At least, that’s Google’s vision. This week the search giant gave the world a first look at its new computer operating system, Chrome OS, which it believes could revolutionise computing.
Based on Google’s web browser, also named Chrome, the operating system effectively acts as a gateway to the web. Rather than storing files and documents on the computer’s hard drive, Chrome OS instead relies on data stored on remote servers, pulling these files, on demand, to any internet-connected computer. Users access their emails, documents or social networking sites by clicking on application tabs in the browser-like interface and use panels at the bottom of the desktop to send an instant message or view a video.
“We want Chrome to be blazingly fast,” said Sundar Pichai, Google’s vice president of product management. “We want it to be like a TV – turn it on and it’s booted up.”
In a world where 90pc of computers run Microsoft’s Windows operating system, Chrome represents a step-change. Chrome will run only on computers that use flash memory solid state drives instead of conventional hard drives. It’s a bold approach. Google is taking a leaf out of Apple’s book to design an end-to-end user experience where the hardware is built specifically to support the software.
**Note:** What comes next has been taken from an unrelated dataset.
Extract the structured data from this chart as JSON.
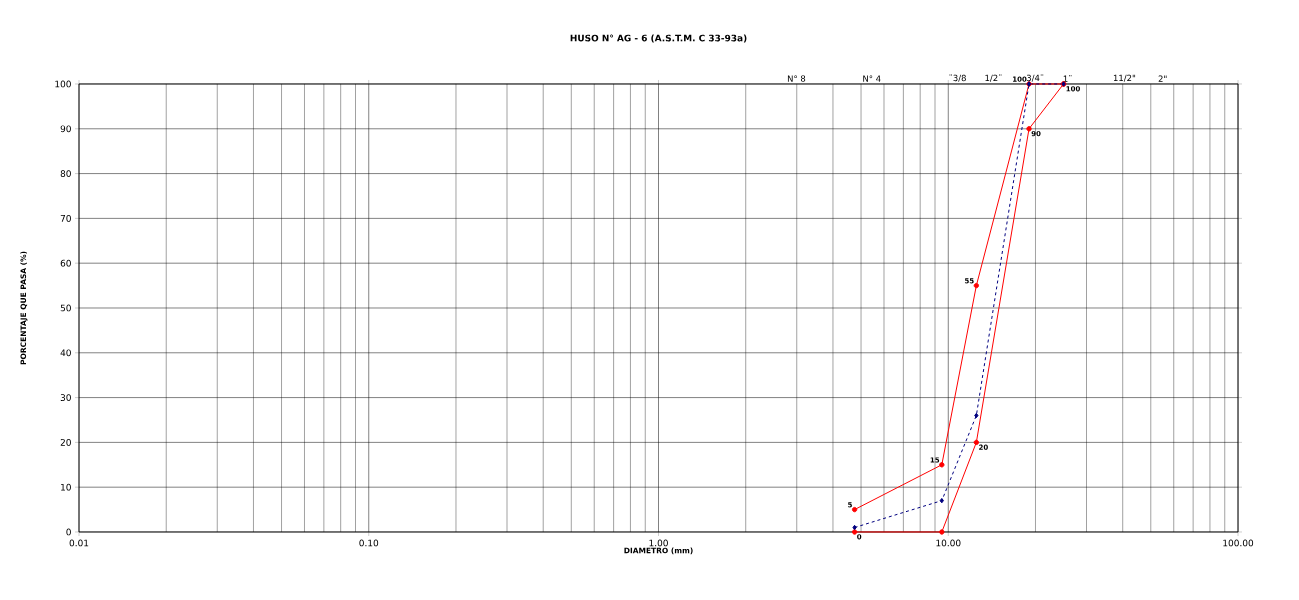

Google says that the time is right to move away from traditional desktop computing. With more and more services now in “the cloud” – such as Flickr, the photo-sharing website, and many music-streaming and video services – and consumers snapping up cheap, ultra-portable “netbook” computers, the conditions are in place to launch a new platform that exploits these advances to provide a completely new way of using a computer.
“Over the past few years, people have been spending more and more of their time online doing more and more powerful things, and we wanted to build a fundamentally different computing experience built for the way we use the web today,” says Pichai. “With Google Chrome OS, we’ve made computing faster, easier and safer than ever before.”
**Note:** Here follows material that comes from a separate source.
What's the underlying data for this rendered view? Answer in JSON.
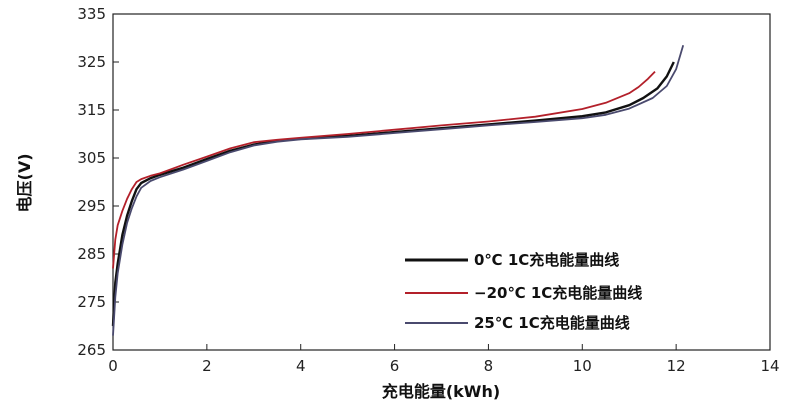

But some experts say Google could find it difficult to persuade consumers. Users will not be able to install their own software or applications on Chrome OS devices – so that means no iTunes, no Skype and no Tweetdeck.
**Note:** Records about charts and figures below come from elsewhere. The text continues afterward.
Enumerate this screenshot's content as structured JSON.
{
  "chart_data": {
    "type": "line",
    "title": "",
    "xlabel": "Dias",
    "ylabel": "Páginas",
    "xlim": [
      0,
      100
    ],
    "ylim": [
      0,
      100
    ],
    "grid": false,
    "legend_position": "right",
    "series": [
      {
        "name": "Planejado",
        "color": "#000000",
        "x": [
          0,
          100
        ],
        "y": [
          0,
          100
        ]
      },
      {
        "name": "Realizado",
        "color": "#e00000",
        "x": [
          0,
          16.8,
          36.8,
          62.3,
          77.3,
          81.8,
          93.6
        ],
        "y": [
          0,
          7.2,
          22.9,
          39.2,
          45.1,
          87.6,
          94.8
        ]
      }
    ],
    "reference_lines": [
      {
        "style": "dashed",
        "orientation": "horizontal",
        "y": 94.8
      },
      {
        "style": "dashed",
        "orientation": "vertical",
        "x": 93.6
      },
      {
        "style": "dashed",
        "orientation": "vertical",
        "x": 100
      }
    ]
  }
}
“There’s no doubt that Chrome OS looks fast, but it’s fairly limited in terms of its functionality,” says Annette Jump, an analyst with Gartner. “A lot of work needs to be done to convince consumers that this operating system will be useful to them.”
And that’s not the only stumbling block Chrome OS faces – its reliance on always-on web connectivity might be possible in large cities, with good mobile phone network coverage and plenty of Wi-Fi hotspots, but in rural areas, or on a flight, Chrome will be hobbled.
“I think Chrome is initially going to appeal to a small subset of the general consumer population,” says Ray Valdes, another analyst with Gartner. “The question is, can Google build on that and expand that over time?”
This week’s demonstration was designed to drum up interest in the platform. Google released the code to the operating system in the hope that developers would build new products, services and applications, in much the same way as they build apps for the iPhone, or Google’s mobile phone operating system, Android.
By offering more tools and apps for Chrome OS, Google will hope to win over consumers who may be unsure about what the platform offers. While Chrome OS has potential, it will need to add some compelling new features if it is going to top Christmas lists next year.